By Judith Gayle | Political Waves
“The United States was founded by the brightest people in the country — and we haven’t seen them since.”
— Gore Vidal (1925-2012)
The road to hell, it is said, is paved with good intentions, and each of those paving-stones is cut from a block of rationalization. Rationalization, which is the crafting of a plausible explanation to make something seem reasonable, has a wicked stepchild: justification, the defense of actions one is ‘forced into’ by the facts at hand (proven by clever rationalization.) Humans have used this combination — rationalization and justification — for all manner of self-interest, including hatefulness and cruelty, since time began. Listen for just a moment to the political rhetoric of the day and you will feel the flames lick at your soul.
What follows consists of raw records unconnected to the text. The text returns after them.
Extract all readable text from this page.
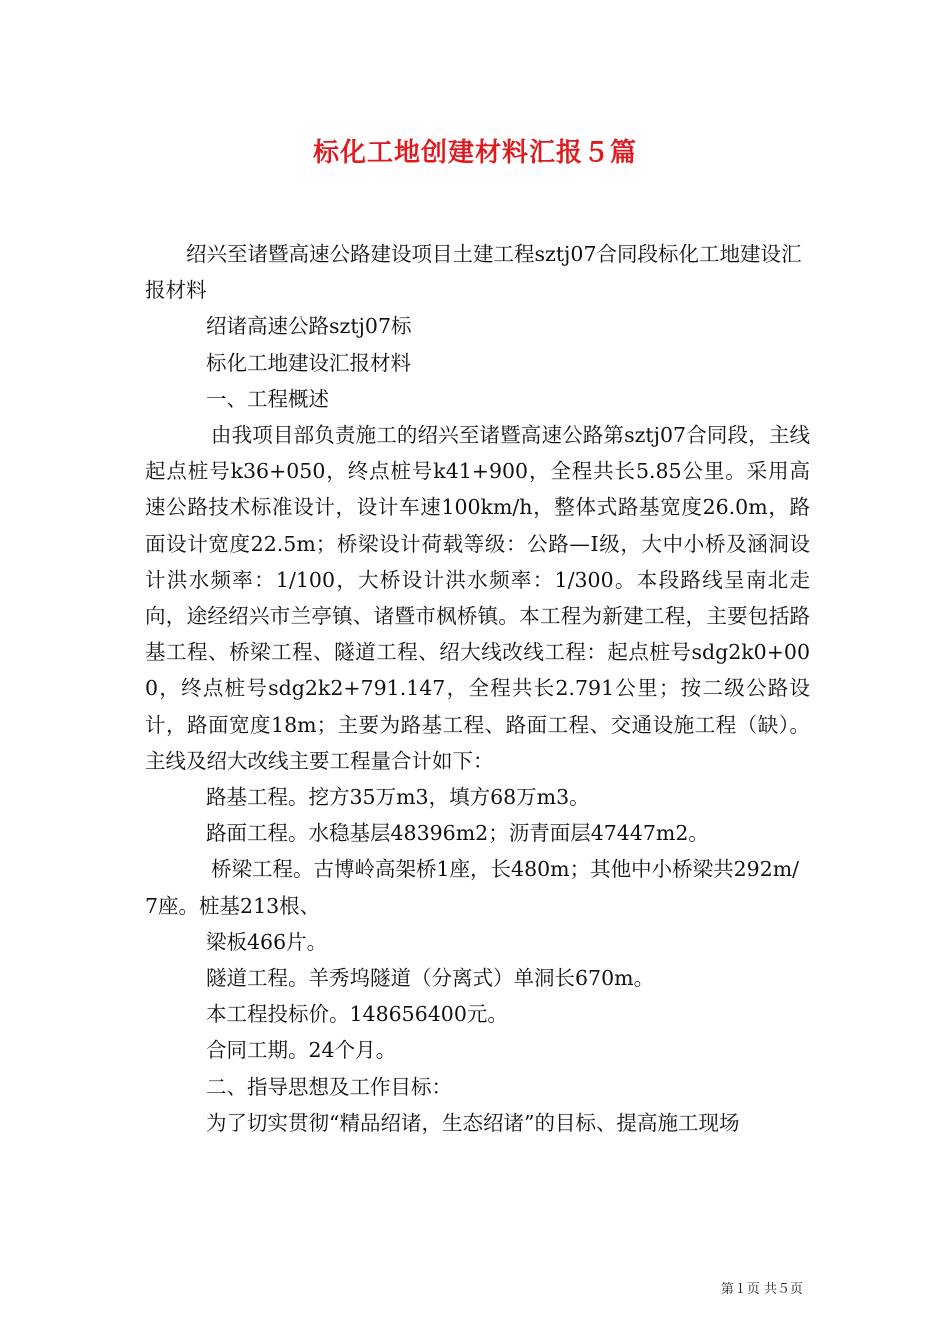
标化工地创建材料汇报５篇

绍兴至诸暨高速公路建设项目土建工程sztj07合同段标化工地建设汇报材料

绍诸高速公路sztj07标

标化工地建设汇报材料

一、工程概述

由我项目部负责施工的绍兴至诸暨高速公路第sztj07合同段，主线起点桩号k36+050，终点桩号k41+900，全程共长5.85公里。采用高速公路技术标准设计，设计车速100km/h，整体式路基宽度26.0m，路面设计宽度22.5m；桥梁设计荷载等级：公路—Ⅰ级，大中小桥及涵洞设计洪水频率：1/100，大桥设计洪水频率：1/300。本段路线呈南北走向，途经绍兴市兰亭镇、诸暨市枫桥镇。本工程为新建工程，主要包括路基工程、桥梁工程、隧道工程、绍大线改线工程：起点桩号sdg2k0+000，终点桩号sdg2k2+791.147，全程共长2.791公里；按二级公路设计，路面宽度18m；主要为路基工程、路面工程、交通设施工程（缺）。主线及绍大改线主要工程量合计如下：

路基工程。挖方35万m3，填方68万m3。

路面工程。水稳基层48396m2；沥青面层47447m2。

桥梁工程。古博岭高架桥1座，长480m；其他中小桥梁共292m/7座。桩基213根、

梁板466片。

隧道工程。羊秀坞隧道（分离式）单洞长670m。

本工程投标价。148656400元。

合同工期。24个月。

二、指导思想及工作目标：

为了切实贯彻“精品绍诸，生态绍诸”的目标、提高施工现场

第１页 共５页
Perhaps the political ads routinely turn your stomach, and the one where Romney sings “America the Beautiful” makes me snort, chuff and mumble profane words every time I hear it. They play that over and over here in the Pea Patch, and it makes me not only cover my ears in distaste but wonder WHY the man sang it all the way through. Because Barack got a national high-five for giving us a taste of Al Green and the Mitt-bot didn’t want to be outdone? In the black/white world he inhabits, perhaps so. I can’t tell what goes on in the minds of his campaign handlers. Heretofore, rationalization has required a modicum of truth in order to lend itself to political justification, but not lately: now they just make shit up. Seriously. They do.
After weeks of skewing Obama’s record, misquoting and taking his statements out of context, Romney has now declared that his campaign has taken “the high road,” not attacking on personal attributes but only on policy. Hmmmm! How un-Rove-like of them, and hardly credible given their list of high-rollers and their multimillion-dollar advantage. While some might think this more of the peculiar Republican delusion that’s been branded “truthiness,” boldly believed despite all signs to the contrary, this is more likely a calculated position: justification for a renewed assault on the prez. Apparently, Obama’s critique of Bain Capital and Romney’s brass-knuckled wealth-building techniques was considered a personal attack, simply beyond the pale of modern political warfare. The religious right took it in stride, knowing Obama to be both demonic and a socialist/Muslim implant, but the business class took real umbrage, considering it a vicious attack on the sweatshop capitalism they seek to re-establish as the latest version of “America, land of opportunity,” circa 1898.